M.E. is one of the most abused diagnoses of the last Century and the disease is definitely the most misunderstood, neglected and fought-over of our time. For many years I’ve avoided the politics of M.E. because of any topic it’s the one that can make my blood boil in a nano-second and the stress isn’t good for my health. Having said all that, it’s still worthy of a post (but I’m not going to make a habit of it).
The reason it’s worth a post is that many of the people I’ve come across over the years with a variety of other diseases, eg. Ehlers-Danlos, Lyme, Lupus, Sjogrens, Coeliac and many others, were initially diagnosed with Chronic Fatigue Syndrome before the real cause for their fatigue was found and their diagnosis was changed. Over recent years M.E. has been reclassified as CFS and the diagnostic criteria watered down to such an extent that anyone with unexplained chronic fatigue whose standard blood tests come back normal is labelled as having CFS. It’s wrong on so many levels.
When I was first diagnosed with M.E. in 1994 I’d barely heard of it (there was no internet then so access to information was much more local and limited). I was just extremely fortunate that my GP was the one Doctor in the practice clued up on the disease, which was as rare as hen’s teeth back then. As I had an obvious viral onset she first diagnosed me with post viral fatigue syndrome, and when I hadn’t recovered after 6 months this was changed to M.E. I had all sorts of investigations and blood tests which were all clear, and my symptoms were classic M.E.

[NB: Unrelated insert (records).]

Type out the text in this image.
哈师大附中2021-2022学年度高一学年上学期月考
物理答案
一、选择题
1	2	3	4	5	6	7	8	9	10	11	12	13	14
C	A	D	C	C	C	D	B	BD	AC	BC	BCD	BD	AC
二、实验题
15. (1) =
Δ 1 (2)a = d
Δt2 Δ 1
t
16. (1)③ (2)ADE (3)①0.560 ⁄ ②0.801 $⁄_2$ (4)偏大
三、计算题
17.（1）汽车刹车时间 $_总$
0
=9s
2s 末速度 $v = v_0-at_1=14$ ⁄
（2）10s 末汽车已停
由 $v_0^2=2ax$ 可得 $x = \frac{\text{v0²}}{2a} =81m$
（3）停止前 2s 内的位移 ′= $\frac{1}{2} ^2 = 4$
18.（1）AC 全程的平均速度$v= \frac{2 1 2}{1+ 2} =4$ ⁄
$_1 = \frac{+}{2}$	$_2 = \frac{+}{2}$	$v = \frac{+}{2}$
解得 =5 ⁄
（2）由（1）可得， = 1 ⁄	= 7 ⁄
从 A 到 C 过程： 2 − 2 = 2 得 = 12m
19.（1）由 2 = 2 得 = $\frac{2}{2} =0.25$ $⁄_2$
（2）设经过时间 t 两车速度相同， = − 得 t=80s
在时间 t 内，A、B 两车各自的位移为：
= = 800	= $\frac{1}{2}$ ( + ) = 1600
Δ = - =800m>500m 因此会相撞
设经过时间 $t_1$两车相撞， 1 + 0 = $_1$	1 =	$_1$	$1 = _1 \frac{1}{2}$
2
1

There have been several sets of diagnostic criteria over the years used to diagnose M.E., which I’m not going to go into – if you’re interested just Google them. When I was diagnosed you had to have the following:
- Viral onset of symptoms.
- Post-exertional malaise.
- Post-exertional fatigue, with delayed onset (often by 24-72 hours) which persisted for several days following activity and was unrelieved by rest.
- Fatigue which curtailed the activities of normal life by at least 50%.
- Unrefreshing sleep (understatement of the century!)
- Cognitive dysfunction: ‘brain fog’, poor short-term memory, problems with information processing and problems with concentration.
- There were also minor criteria which had to be present, such as new onset sleep disturbance, headaches, pain, nausea, paresthesia, sore throat, tender lymph glands, chronic flu-like symptoms, orthostatic intolerance and several others.
- Symptoms had to have been present for at least 6 months and all other causes for the symptoms had to be excluded.
However, as I’ve previously stated, the past 18 years has seen the diagnostic criteria change and the illness re-branded as Chronic Fatigue Syndrome. The cardinal feature of post-exertional malaise is now gone, and the emphasis is on fatigue. Not the classic post-exertional and delayed onset fatigue of M.E., just chronic fatigue in general. Diagnosis no longer excludes people with mental health issues and activities no longer need to be curtailed by 50%. A woman in my village told me 2 years ago that she’d been diagnosed with M.E., yet she still works full-time and last year went on both a skiing holiday and walked the Great Wall of China. Whoever diagnosed her needs the sack.
Under the new and broader diagnostic criteria with its emphasis solely on fatigue, 40% of people are diagnosed as having M.E. when they actually have another disease, such as Ehlers-Danlos or Lyme. In being incorrectly diagnosed patients are missing out on treatments and management advice which might help the disease from which they’re actually suffering.
Another reason the diagnostic criteria is so important is that researchers will never get to the root cause of M.E., and ultimately find a cure or effective treatment, if they’re studying people who don’t have the disease to start with.
Chronic fatigue is not M.E.. The number one diagnostic marker for M.E. is post-exertional malaise coupled with delayed fatigue and pain which lasts for several days after the event, no matter how much you rest.
No-one I know with strictly defined M.E. is in full-time employment, and the majority aren’t in employment at all. They are all largely housebound and in many cases virtually bedbound. Prognosis for full recovery in strictly defined M.E. has been estimated at about 7% and these are often children who are more likely to recover fully due to the fact their immune systems are still under-developed. M.E. is a very serious disease, with profound impact on ability to function and often leading to substantial disability. It can also kill, and M.E. has been cited as the official cause of death for several people here in the UK.
I’m vaguely aware that there has been a huge debate in recent years in the USA about changing the name of CFS to something else. Patients here in the UK hate the name too, and reached a compromise with the medical establishment by calling it CFS/ME which neither side is happy with. However, we’re focusing on the wrong issue. It’s the diagnostic criteria which is the problem and the reason so many people are being mis-diagnosed. We need to tighten the diagnosis back up to strictly defined M.E., and anyone else with unexplained chronic fatigue needs to be separated from this patient population. You wouldn’t study and treat people with brain tumours in the same way you’d study and treat people with a headache, yet that’s exactly what’s happening to the M.E. population – and then we wonder why, in 20 years, we’re getting nowhere in finding out the cause or any effective treatments.